Liu Yunyi, He Wenjun, Pan Tao, Qin Shuxian, Ruan Zhaokai, Li Xiangcheng
The Guangxi Key Laboratory of Multimedia Communications and Network Technology, Guangxi University, Nanning 530004, China.
School of Computer and Electronic Information, Guangxi University, Nanning 530004, China.
Sensors (Basel). 2025 Mar 20;25(6):1944. doi: 10.3390/s25061944.

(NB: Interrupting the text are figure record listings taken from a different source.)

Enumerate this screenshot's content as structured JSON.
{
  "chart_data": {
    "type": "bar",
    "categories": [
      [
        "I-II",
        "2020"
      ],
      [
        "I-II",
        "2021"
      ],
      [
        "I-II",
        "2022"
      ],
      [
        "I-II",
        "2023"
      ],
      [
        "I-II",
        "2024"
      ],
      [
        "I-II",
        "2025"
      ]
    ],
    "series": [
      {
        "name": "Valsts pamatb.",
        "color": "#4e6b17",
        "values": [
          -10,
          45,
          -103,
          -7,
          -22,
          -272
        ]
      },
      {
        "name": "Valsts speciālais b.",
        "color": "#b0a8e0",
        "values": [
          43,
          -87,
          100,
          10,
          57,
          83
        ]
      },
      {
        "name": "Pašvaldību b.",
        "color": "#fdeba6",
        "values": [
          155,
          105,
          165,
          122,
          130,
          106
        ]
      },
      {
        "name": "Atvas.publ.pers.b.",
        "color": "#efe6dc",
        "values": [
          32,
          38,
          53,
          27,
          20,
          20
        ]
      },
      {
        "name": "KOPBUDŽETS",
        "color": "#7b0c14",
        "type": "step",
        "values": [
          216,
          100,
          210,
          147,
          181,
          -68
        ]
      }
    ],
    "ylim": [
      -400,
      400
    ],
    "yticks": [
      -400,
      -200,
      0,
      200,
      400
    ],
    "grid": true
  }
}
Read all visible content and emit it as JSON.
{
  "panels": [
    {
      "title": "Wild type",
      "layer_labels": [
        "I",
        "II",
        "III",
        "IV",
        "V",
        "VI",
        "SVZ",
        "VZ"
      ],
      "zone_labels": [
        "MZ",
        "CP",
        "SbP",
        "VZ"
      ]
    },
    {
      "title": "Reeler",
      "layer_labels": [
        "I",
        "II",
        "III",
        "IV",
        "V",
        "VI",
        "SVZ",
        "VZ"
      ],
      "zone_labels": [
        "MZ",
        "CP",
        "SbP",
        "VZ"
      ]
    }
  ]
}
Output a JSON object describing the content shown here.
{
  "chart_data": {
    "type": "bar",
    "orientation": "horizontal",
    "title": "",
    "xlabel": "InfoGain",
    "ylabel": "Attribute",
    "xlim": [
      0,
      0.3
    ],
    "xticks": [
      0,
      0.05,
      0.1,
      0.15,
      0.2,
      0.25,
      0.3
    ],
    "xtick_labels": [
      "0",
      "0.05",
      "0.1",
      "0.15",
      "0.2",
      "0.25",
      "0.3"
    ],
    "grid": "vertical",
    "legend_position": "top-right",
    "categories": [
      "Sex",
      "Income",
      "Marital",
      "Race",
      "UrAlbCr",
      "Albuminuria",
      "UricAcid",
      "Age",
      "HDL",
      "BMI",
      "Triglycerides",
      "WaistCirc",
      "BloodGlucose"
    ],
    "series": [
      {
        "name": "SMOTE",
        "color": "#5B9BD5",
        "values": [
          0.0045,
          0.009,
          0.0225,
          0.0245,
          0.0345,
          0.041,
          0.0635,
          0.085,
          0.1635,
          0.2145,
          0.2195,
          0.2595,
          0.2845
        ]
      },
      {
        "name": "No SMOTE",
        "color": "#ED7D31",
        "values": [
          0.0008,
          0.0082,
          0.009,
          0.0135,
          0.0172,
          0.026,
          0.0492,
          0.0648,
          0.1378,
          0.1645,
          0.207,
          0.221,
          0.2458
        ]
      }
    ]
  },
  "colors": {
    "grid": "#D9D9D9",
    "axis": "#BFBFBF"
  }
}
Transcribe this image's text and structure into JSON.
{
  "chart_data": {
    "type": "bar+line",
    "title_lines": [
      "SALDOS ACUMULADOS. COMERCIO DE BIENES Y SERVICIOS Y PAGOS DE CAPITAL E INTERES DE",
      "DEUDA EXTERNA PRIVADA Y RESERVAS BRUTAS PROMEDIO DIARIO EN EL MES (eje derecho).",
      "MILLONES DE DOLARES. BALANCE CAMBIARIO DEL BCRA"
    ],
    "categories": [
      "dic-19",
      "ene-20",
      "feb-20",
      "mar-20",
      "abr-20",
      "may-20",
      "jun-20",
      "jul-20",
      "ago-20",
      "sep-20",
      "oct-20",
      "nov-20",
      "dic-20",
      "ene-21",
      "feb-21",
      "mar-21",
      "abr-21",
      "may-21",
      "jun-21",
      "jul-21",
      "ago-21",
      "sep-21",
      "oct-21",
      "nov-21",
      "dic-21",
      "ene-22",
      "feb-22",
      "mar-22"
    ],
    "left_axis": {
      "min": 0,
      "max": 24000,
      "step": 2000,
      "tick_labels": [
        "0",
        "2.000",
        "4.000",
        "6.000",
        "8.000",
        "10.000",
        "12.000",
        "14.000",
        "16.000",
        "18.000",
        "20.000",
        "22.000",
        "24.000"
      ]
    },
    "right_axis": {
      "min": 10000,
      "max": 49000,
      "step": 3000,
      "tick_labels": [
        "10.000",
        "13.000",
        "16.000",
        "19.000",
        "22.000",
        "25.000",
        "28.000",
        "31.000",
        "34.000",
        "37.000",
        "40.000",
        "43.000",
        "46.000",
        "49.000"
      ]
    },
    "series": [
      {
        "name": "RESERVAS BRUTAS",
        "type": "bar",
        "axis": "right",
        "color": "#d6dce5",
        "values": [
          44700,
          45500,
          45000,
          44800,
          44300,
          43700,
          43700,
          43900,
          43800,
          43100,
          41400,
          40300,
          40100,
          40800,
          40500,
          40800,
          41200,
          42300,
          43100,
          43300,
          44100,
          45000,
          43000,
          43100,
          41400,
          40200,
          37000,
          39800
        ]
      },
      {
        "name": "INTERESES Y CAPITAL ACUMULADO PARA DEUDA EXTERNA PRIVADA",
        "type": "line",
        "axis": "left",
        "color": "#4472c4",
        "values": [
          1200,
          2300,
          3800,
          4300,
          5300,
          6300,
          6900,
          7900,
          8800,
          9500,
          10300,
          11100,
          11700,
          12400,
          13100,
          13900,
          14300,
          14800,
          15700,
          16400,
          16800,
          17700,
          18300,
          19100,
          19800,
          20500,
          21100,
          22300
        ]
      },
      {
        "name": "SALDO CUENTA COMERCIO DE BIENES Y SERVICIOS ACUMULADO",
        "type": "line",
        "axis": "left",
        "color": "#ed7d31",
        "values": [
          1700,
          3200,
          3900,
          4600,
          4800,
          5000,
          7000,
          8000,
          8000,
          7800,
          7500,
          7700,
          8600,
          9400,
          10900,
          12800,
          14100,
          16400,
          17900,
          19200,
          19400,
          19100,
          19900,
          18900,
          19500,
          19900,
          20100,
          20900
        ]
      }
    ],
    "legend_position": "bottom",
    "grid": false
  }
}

In industrial polishing, the sensor on the polishing motor needs to extract accurate signals in real time. Due to the insufficient real-time performance of Variational Mode Decomposition (VMD) for signal extraction, some studies have proposed the Recursive Sliding Variational Mode Decomposition (RSVMD) algorithm to address this limitation. However, RSVMD can exhibit unstable performance in strong-interference scenarios. To suppress this phenomenon, a Parameter-Optimized Recursive Sliding Variational Mode Decomposition (PO-RSVMD) algorithm is proposed. The PO-RSVMD algorithm optimizes RSVMD in the following two ways: First, an iterative termination condition based on modal component error mutation judgment is introduced to prevent over-decomposition. Second, a rate learning factor is introduced to automatically adjust the initial center frequency of the current window to reduce errors. Through simulation experiments with signals with different signal-to-noise ratios (SNR), it is found that as the SNR increases from 0 dB to 17 dB, the PO-RSVMD algorithm accelerates the iteration time by at least 53% compared to VMD and RSVMD; the number of iterations decreases by at least 57%; and the RMSE is reduced by 35% compared to the other two algorithms. Furthermore, when applying the PO-RSVMD algorithm and the RSVMD algorithm to the Inertial Measurement Unit (IMU) for measuring signal extraction performance under strong interference conditions after the polishing motor starts, the average iteration time and number of iterations of PO-RSVMD are significantly lower than those of RSVMD, demonstrating its capability for rapid signal extraction. Moreover, the average RMSE values of the two algorithms are very close, verifying the high real-time performance and stability of PO-RSVMD in practical applications.
在工业抛光中,抛光电机上的传感器需要实时提取准确信号。由于变分模态分解(VMD)在信号提取方面实时性能不足,一些研究提出了递归滑动变分模态分解(RSVMD)算法来解决这一局限性。然而,RSVMD在强干扰场景下可能表现出不稳定的性能。为了抑制这种现象,提出了一种参数优化的递归滑动变分模态分解(PO-RSVMD)算法。PO-RSVMD算法通过以下两种方式对RSVMD进行优化:第一,引入基于模态分量误差突变判断的迭代终止条件,以防止过度分解。第二,引入速率学习因子,自动调整当前窗口的初始中心频率,以减少误差。通过对不同信噪比(SNR)信号的仿真实验发现,随着SNR从0 dB增加到17 dB,与VMD和RSVMD相比,PO-RSVMD算法的迭代时间至少加快了53%;迭代次数至少减少了57%;均方根误差(RMSE)比其他两种算法降低了35%。此外,在抛光电机启动后强干扰条件下,将PO-RSVMD算法和RSVMD算法应用于惯性测量单元(IMU)进行测量信号提取性能测试时,PO-RSVMD的平均迭代时间和迭代次数明显低于RSVMD,表明其具有快速信号提取能力。而且,两种算法的平均RMSE值非常接近,验证了PO-RSVMD在实际应用中的高实时性能和稳定性。